Le problème, c’est que l’Etat disposera ainsi pour chacun de nous d’un identificateur biométrique qui pourrait permettre le traçage et le rapprochement de l’ensemble de nos transactions électroniques (banque, déclaration d’impôts, assurance maladie, réservation de loisirs, etc.). Sous prétexte d’une facilitation de la vie quotidienne, on prend le risque d’atteintes graves et irréversibles à la vie privée et aux libertés individuelles.
Avec ce langage, on créée une société de suspects : ce n’est plus à l’accusateur de montrer la culpabilité de quelqu’un, c’est à la personne de montrer qu’elle n’est pas coupable ! Il faut faire très attention à ce renversement de la charge car il caractérise une société de type policier. De plus, ce discours pêche car se pose la question de savoir où est sa limite : puisque vous êtes un bon citoyen qui n’avez rien à cacher, la police devrait pouvoir aller chez vous, regarder comment vous vivez, qui vous hébergez, ausculter votre compte en banque, regarder ce que vous avez déclaré comme impôts, etc. Lorsque l’on fait le test (pour rire bien sûr) avec des personnes « qui n’ont rien à cacher » pour voir jusqu’où elles accepteraient d’être transparentes, on s’aperçoit rapidement que leur détermination à tout montrer fond plutôt rapidement. Et c’est bien ainsi : la liberté exige que chacun conserve une vaste sphère de secret et de vie privée.
Quant à l’argument sécuritaire, il ne tient pas longtemps sous l’analyse. Par exemple, lorsque les compagnies aériennes ont été contraintes par l’administration Bush, après le 11-Septembre, de communiquer les informations personnelles concernant leurs voyageurs (PNR, personal name records) pour pouvoir continuer d’atterrir outre-Atlantique, la Commission européenne a donné son feu vert – décision attaquée par le Parlement européen d’ailleurs. Or l’Etat français ne sait toujours pas ce que font les Etats-Unis des PNR communiquées. En clair : transmettez des informations personnelles, vous en perdrez très vite le contrôle. Qui plus est, la lutte contre le terrorisme n’a rien à espérer d’une surveillance généralisée des populations.
On nous dit que les techniques qui serviront pour INES seront bridées, donc protectrices des libertés individuelles. Mais l’histoire récente de l’informatique montre qu’un outil bridé est fait pour être débridé : chaque fois qu’on a installé un système de fichage, cela s’est vérifié. Par exemple, le STIC (Système de traitement des infractions constatées) répertorie désormais toutes sortes de délits et est devenu consultable par des personnes qui s’ajoutent sans cesse à celles qui avaient initialement été définies restrictivement : on a vu les abus que ce système entraîne, avec des personnes fichées empêchées d’obtenir un emploi ou un logement. La même dérive peut être constatée pour le fichier des empreintes génétiques (FNAEG, Fichier national automatisé des empreintes génétiques), réservé à l’origine aux auteurs de crimes sexuels, et que la loi Perben 2 du 9 mars 2004 a étendu aux auteurs de délits les plus courants.
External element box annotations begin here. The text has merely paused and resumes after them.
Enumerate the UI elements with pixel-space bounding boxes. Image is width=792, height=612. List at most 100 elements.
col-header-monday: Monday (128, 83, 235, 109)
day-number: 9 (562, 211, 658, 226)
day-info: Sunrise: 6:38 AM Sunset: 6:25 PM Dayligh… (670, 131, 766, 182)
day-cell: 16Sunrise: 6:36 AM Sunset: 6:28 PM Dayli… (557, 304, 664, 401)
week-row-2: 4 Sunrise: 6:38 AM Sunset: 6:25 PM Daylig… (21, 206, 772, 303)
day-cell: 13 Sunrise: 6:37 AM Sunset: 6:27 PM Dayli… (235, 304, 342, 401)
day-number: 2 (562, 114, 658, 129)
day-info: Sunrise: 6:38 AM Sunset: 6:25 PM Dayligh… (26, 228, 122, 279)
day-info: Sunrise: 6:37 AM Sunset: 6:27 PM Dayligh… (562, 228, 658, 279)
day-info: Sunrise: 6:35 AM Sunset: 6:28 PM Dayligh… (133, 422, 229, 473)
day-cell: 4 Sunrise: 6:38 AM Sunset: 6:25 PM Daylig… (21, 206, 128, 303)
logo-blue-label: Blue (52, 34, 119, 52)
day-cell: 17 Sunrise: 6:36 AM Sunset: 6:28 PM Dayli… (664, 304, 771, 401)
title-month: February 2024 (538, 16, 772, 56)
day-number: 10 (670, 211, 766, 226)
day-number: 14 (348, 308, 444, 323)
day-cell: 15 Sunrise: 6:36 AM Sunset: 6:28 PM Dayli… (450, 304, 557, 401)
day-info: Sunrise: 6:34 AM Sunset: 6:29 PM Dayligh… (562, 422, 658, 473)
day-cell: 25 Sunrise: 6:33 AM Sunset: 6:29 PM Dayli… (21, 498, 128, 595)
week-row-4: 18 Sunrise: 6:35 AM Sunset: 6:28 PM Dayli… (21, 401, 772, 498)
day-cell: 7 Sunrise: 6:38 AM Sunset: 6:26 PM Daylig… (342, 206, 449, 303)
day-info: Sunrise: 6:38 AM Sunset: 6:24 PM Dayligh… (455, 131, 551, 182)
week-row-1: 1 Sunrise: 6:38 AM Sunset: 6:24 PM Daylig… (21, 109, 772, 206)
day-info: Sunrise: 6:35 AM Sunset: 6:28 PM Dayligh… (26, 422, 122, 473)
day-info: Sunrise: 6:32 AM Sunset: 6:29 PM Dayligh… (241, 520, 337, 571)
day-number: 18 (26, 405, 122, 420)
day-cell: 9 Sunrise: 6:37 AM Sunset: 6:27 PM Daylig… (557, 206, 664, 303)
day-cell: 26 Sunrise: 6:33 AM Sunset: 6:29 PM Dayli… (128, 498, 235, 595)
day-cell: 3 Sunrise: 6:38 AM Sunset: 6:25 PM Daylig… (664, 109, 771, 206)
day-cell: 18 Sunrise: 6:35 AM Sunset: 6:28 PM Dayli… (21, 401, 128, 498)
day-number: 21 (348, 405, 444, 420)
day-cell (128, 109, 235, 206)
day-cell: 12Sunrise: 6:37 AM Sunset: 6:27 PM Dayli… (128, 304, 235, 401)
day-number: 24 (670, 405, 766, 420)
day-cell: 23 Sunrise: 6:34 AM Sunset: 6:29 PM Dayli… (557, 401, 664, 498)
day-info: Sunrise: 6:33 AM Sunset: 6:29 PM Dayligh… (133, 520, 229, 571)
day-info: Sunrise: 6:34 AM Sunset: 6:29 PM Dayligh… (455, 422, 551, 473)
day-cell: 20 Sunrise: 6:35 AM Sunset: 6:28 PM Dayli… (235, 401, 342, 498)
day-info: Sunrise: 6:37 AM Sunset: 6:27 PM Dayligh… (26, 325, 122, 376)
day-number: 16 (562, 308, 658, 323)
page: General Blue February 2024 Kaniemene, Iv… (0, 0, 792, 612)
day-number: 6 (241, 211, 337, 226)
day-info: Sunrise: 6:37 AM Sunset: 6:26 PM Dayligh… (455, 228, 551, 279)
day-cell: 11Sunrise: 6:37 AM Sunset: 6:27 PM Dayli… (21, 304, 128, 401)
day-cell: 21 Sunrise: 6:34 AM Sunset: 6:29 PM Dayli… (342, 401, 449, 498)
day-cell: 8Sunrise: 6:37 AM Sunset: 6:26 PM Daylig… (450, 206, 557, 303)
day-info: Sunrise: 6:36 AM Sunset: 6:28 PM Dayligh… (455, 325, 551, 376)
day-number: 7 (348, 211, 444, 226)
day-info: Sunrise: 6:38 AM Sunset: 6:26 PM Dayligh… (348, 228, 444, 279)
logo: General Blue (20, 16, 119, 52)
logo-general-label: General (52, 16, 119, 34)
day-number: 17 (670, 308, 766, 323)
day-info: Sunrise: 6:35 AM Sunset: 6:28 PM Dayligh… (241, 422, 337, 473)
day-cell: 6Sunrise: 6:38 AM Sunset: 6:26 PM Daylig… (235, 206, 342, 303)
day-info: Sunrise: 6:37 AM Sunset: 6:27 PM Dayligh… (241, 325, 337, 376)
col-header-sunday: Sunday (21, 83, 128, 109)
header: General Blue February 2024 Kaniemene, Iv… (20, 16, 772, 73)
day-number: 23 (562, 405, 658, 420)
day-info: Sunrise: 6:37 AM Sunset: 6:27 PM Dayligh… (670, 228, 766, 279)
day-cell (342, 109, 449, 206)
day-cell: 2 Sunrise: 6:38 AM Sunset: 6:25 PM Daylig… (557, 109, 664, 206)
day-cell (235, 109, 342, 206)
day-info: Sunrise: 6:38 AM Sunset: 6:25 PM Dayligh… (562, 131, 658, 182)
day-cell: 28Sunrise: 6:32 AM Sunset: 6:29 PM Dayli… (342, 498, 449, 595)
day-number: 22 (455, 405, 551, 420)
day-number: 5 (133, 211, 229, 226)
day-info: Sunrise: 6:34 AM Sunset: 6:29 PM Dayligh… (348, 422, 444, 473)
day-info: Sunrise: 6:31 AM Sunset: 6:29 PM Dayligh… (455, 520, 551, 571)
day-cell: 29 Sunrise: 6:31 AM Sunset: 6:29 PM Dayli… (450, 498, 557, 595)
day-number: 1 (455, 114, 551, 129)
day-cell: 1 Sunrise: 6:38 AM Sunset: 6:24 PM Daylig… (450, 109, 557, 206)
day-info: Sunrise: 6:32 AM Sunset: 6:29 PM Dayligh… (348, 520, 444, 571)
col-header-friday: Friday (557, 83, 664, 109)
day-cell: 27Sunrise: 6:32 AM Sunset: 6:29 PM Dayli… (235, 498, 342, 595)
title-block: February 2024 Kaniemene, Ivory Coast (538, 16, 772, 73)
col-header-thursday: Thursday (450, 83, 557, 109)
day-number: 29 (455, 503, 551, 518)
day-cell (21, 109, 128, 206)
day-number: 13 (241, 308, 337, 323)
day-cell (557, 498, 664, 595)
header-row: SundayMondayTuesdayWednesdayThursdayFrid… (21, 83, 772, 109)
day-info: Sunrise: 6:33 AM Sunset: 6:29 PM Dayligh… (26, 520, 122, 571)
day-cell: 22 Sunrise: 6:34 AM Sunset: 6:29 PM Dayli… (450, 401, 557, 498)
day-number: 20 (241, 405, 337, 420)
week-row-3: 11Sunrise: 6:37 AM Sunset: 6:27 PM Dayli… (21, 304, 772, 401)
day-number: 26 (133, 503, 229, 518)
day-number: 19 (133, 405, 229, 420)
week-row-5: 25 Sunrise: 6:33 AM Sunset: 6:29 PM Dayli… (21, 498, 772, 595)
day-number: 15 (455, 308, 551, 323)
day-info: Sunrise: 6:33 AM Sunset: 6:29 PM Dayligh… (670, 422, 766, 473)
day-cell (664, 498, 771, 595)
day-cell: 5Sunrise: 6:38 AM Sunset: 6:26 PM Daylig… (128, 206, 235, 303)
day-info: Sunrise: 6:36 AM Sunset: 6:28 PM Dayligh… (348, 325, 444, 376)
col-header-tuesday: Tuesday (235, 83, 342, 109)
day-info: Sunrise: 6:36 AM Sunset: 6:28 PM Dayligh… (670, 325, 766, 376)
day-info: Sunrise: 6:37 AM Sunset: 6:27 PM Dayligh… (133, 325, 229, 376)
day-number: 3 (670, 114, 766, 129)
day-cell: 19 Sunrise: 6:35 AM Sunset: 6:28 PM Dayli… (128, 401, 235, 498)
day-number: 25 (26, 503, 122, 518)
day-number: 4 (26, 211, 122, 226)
On peut craindre de même que d’une version « light » de INES, on passe progressivement à une utilisation beaucoup plus policière à laquelle le progrès technique apportera sans nul doute un soutien actif dans une ambiance sécuritaire lourde et pesante. Il faut donc s’opposer avec la plus grande vigueur à INES, pour notre liberté et celles des générations à venir.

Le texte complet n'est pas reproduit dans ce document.